What Happened When?

The timeline of the traditional schools of jurisprudence

1500 bc to 500 bc

c. 1300 BC Ten Commandment law is transcribed at Sinai, Mosaic ritual initiated
c. 1080 BC New Kingdom of Egypt falls
621 BC Code of Draco
605 BC Babylonian Empire established under Nebuchadnezzar, Egyptians defeated at Carchemish
c. 548 Medo-Persian Empire established, fall of Babylon
c.535-c. 475 BC Heraclitus creates theory of higher moral law and its impact on human law

c. 1300 BC This has been the generally accepted date for the transcription of the Ten Commandment law found in Exodus 20. According to legend, the Israelite nation, under Moses, were preserved and eventually freed from Egyptian control via the intercessory power of Jehovah. In recognition of this, the Israelite gathered near Mt. Sinai, where Jehovah inscribed the original law. There is, however, some indication that this occurrence may have been earlier, around 1455 to 1458 BC. That no records supporting the Israelite Exodus have ever been found in the Nile valley lead some notable historians to believe that the destructive nature of the plagues as recorded by Moses may have been the last calamity which the Pharaoh Hapshetsut underwent. According to Exodus, the Pharaoh and the Egyptian army were destroyed when attempting to pursue the Israelites. When Hatshepsut's step-son, Thutmose III, came to power, virtually all records of Hatshepsut's reign were destroyed, lending credence to the modified timeline.

c. 1080 BC The New Kingdom was initiated by the Pharaoh Ahmose, who decimated the Hyksos and ultimately reunified the upper and lower kingdoms. The predations of the Assyrians, Chaldeans, and ultimately the Persians destroyed the New Kingdom and Egypt never again assumed to the empire status it had enjoyed.

621 BC Draco was an Athenian who was selected by popular vote to write a code of laws for the Athenian people. The fruits of his laber, the Code of Draco, specified death as a punishment for many offenses and was so severe that the word "draconian" (unusually harsh or severe) passed into the English language. However, the Athenians apparently were much impressed by Draco's law. As he entered an auditorium to attend a festival given in his honor, Athenians showered him with there hats and cloak as a gesture of appreciation. Unfortunately, by the time Draco was exhumed from the immense pile of clothing, he had smothered to death.

605 BC Nebuchadnezzar was the son, heir and chief general of Nebuzaradan, the "official" founder of the Babylonian Empire. Nineveh, the capital of the Assyrian Empire, fell to Nebuchadnezzar after a short siege, and the Egyptians were soundly defeated at Carchemish. Babylon ruled from 605 BC until approximately 548 BC, when Belshazzar, the last king of Babylon was killed.

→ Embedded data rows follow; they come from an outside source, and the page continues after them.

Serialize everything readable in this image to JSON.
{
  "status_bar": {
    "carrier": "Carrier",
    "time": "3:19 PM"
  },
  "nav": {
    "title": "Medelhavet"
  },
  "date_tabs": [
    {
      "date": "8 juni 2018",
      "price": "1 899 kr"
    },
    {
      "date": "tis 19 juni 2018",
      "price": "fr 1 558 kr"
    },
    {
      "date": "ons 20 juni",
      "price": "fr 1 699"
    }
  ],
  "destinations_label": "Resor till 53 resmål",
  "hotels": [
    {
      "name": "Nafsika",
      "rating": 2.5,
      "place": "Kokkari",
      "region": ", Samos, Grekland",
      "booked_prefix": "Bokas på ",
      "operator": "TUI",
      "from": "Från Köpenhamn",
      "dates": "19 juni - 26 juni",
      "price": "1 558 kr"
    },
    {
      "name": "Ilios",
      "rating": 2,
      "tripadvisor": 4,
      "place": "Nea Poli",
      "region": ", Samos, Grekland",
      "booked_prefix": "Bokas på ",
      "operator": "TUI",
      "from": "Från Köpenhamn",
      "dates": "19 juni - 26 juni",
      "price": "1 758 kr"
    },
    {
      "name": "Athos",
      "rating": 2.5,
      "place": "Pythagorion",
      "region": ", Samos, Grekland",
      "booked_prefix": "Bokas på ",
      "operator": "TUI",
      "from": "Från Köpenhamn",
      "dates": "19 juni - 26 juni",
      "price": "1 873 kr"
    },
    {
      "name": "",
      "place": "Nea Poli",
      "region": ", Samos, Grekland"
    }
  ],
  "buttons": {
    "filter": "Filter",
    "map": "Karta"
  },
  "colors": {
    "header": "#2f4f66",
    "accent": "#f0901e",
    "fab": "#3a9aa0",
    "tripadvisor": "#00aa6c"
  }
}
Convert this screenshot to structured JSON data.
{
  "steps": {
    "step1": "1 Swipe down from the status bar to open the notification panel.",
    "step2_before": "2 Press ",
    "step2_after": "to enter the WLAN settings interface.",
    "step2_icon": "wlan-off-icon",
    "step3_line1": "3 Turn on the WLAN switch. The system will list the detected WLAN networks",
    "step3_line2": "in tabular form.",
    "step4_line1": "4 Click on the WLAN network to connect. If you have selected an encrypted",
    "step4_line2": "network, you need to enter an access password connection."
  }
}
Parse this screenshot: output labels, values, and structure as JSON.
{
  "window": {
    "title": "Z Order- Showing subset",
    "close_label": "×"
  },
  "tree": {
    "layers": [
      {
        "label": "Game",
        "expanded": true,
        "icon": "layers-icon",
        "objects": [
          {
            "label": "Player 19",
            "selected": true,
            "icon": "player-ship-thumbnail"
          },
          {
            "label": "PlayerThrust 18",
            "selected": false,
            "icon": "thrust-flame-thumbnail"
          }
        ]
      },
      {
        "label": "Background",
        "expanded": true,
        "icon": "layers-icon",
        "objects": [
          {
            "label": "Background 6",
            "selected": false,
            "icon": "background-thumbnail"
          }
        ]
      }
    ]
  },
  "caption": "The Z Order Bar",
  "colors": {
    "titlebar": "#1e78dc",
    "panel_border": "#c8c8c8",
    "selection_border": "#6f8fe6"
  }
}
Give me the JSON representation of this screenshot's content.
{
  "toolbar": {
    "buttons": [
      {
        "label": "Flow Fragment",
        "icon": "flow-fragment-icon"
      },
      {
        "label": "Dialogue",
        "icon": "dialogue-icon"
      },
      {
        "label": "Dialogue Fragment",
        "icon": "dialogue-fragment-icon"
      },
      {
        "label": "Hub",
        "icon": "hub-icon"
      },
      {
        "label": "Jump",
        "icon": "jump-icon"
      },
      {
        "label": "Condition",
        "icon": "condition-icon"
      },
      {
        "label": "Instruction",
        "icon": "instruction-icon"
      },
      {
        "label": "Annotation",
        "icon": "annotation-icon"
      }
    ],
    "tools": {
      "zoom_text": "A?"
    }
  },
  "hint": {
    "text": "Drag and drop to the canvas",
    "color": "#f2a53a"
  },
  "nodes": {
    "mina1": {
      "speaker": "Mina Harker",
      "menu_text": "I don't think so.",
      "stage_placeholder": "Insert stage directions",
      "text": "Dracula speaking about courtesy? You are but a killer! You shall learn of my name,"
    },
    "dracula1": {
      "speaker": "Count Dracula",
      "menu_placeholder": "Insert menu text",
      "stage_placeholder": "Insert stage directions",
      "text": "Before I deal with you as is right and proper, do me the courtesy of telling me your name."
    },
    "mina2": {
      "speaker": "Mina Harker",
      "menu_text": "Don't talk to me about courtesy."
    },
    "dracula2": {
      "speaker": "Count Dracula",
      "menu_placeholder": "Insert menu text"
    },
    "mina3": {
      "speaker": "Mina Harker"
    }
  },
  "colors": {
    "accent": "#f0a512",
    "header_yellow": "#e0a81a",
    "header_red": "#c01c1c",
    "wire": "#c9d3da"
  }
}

c. 548 BC The Medo-Persian Empire was established following the accession of Cyrus I to the throne. In an effort to unify his empire, Cyrus employed satraps of the Persians as governors in his empire. Eventually, the Persians placed one of their own on the throne, although this coup was accomplished by political means, and involved no upset in the empire. Historians generally agree that this empire was a joint effort between the two people and do not in general differentiate between the two rulerships.

c. 535 BC Heraclitus, one of the earliest known Grecian philosophers, was born around this time. None of his writings are currently extant, save as quotations and references in later philosophical documents. The claim is put forth that he wrote some 118 rolls of papyrus on a number of subjects, and his works are cited by later philosophical authorities as definitive. His death-date is equally obscure, but most scholars place it around 475 BC.